Over the past decade, thanks to fracking, the US has approached self-sufficiency in oil.
Since 2008 the trade deficit in oil fell from over half of the overall trade deficit to under 10% in 2016.
Surprisingly, however the massive decline in the oil deficit did not lead to a contraction of the overall trade deficit. Rather, the non=petroleum deficit expanded to offset the improvement in oil. Actually, it should not be a surprise as this is a beautiful example of the standard economic analysis that the current account balance (the trade deficit plus certain capital transactions) equals the gap between domestic savings and investments.
When it first became obvious that the Reagan tax cuts were going to lead to a very large structural federal deficit, mainstream economic forecasters started to talk about crowding out. If you look at the US economy as a closed system, domestic investments must equal domestic savings and interest rates are the price that changes to ensure that tat identity holds.
We clearly got a massive increase in the federal deficit as after the Reagan tax cuts the federal deficit exploded from -2% to – 6% of GDP. Moreover, this occurred during the time of very strong economic growth that should have caused the deficit to contract. But interest rates did not rise and the crowding out analysis was discredited. Vice President Cheney even went so far to claim this demonstrated that deficit do not matter.
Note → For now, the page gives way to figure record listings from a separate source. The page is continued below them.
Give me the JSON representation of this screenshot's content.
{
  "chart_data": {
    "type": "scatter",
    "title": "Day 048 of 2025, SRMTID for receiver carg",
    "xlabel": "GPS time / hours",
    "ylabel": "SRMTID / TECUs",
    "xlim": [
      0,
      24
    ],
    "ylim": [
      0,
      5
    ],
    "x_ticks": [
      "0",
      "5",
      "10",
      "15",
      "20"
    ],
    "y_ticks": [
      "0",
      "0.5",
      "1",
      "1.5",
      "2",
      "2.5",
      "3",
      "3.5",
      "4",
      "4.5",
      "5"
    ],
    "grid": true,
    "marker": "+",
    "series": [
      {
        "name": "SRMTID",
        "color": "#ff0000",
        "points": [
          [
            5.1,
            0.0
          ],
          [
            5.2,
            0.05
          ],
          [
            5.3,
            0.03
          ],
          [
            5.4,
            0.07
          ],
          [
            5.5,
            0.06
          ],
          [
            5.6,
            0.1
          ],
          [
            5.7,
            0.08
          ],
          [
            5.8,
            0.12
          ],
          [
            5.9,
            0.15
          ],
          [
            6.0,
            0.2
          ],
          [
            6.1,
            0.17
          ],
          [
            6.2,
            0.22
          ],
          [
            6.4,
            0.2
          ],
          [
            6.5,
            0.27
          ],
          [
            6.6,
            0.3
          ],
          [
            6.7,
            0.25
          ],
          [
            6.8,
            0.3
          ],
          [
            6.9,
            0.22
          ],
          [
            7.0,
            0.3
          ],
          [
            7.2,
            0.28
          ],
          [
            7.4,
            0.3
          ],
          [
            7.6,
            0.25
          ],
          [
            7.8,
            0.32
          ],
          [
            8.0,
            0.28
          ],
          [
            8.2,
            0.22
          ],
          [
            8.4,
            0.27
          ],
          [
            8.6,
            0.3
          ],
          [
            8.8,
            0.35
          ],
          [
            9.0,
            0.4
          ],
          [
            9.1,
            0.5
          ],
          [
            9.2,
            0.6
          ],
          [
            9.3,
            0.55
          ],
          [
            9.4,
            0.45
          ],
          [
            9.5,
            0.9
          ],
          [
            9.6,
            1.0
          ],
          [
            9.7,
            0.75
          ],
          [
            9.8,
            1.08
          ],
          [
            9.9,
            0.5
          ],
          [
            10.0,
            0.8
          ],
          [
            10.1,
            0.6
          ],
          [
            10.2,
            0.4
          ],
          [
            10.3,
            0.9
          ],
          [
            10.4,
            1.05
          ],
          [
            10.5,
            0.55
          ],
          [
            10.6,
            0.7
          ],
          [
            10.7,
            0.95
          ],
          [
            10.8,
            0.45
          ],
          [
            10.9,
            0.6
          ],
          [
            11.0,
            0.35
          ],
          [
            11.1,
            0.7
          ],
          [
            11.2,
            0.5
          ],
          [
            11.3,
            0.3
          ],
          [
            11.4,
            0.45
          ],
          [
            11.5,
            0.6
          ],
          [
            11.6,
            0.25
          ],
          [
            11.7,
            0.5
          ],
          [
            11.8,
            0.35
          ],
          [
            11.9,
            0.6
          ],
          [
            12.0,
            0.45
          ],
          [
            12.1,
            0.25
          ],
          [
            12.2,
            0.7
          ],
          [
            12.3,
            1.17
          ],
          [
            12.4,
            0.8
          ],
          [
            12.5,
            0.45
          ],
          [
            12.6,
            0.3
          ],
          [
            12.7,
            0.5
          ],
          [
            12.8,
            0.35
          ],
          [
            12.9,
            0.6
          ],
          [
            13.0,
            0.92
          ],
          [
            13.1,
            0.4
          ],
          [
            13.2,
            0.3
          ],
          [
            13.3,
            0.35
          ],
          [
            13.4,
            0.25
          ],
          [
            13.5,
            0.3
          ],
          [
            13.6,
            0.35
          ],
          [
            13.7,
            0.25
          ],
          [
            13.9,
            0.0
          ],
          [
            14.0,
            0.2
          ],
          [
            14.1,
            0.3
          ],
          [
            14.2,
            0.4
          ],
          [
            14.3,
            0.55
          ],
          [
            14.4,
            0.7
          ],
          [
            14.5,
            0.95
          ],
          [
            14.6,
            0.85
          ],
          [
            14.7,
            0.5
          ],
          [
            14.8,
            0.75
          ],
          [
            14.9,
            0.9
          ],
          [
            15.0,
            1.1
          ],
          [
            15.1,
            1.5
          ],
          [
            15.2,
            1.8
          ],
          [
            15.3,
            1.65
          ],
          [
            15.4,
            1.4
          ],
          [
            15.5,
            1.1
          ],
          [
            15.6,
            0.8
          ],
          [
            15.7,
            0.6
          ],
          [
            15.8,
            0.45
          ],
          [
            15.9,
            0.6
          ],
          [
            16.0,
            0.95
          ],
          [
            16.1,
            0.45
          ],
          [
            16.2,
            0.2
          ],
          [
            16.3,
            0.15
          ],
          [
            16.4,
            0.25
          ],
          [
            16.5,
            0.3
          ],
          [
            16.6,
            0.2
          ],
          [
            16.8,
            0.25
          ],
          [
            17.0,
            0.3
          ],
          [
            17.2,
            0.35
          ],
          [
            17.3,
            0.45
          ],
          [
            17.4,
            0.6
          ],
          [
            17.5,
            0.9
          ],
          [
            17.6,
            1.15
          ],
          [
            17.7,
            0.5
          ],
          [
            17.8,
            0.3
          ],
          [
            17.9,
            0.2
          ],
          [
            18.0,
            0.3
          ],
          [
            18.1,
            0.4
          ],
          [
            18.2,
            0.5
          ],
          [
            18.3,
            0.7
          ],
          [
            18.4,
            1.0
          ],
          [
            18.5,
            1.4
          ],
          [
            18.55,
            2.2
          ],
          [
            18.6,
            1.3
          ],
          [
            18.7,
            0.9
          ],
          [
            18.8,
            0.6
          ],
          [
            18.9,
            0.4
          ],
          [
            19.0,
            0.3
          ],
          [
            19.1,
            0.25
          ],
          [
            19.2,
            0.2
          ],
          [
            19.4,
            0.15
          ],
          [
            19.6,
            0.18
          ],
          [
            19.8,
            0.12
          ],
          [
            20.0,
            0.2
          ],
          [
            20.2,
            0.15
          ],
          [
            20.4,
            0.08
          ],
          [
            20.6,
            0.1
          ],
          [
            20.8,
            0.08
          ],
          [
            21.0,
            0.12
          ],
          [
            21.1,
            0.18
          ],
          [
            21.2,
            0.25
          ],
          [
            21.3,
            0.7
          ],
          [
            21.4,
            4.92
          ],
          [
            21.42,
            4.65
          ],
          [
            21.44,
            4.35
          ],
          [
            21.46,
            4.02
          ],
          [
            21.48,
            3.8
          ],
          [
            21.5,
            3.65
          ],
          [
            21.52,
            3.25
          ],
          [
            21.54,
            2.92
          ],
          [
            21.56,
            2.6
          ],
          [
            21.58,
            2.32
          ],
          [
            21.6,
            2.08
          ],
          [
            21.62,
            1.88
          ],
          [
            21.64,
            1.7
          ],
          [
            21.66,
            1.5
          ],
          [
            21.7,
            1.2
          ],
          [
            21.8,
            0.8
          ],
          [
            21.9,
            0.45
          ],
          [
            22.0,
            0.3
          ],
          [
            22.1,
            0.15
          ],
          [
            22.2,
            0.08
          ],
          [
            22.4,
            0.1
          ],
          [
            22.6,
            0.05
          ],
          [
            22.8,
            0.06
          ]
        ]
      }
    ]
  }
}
But the view that savings must equal investments only holds in a closed economy. In those days virtually everyone looked at the US economy as a closed system and ignored the international aspects of the economy. In an open economy, however savings does not have to equal investments because foreign capital inflows can finance a gap between savings and investments. In a closed economy interest rates adjust to ensure this identity. But in an open economy, both interest rates and the currency can move to ensure that economic identity prevails.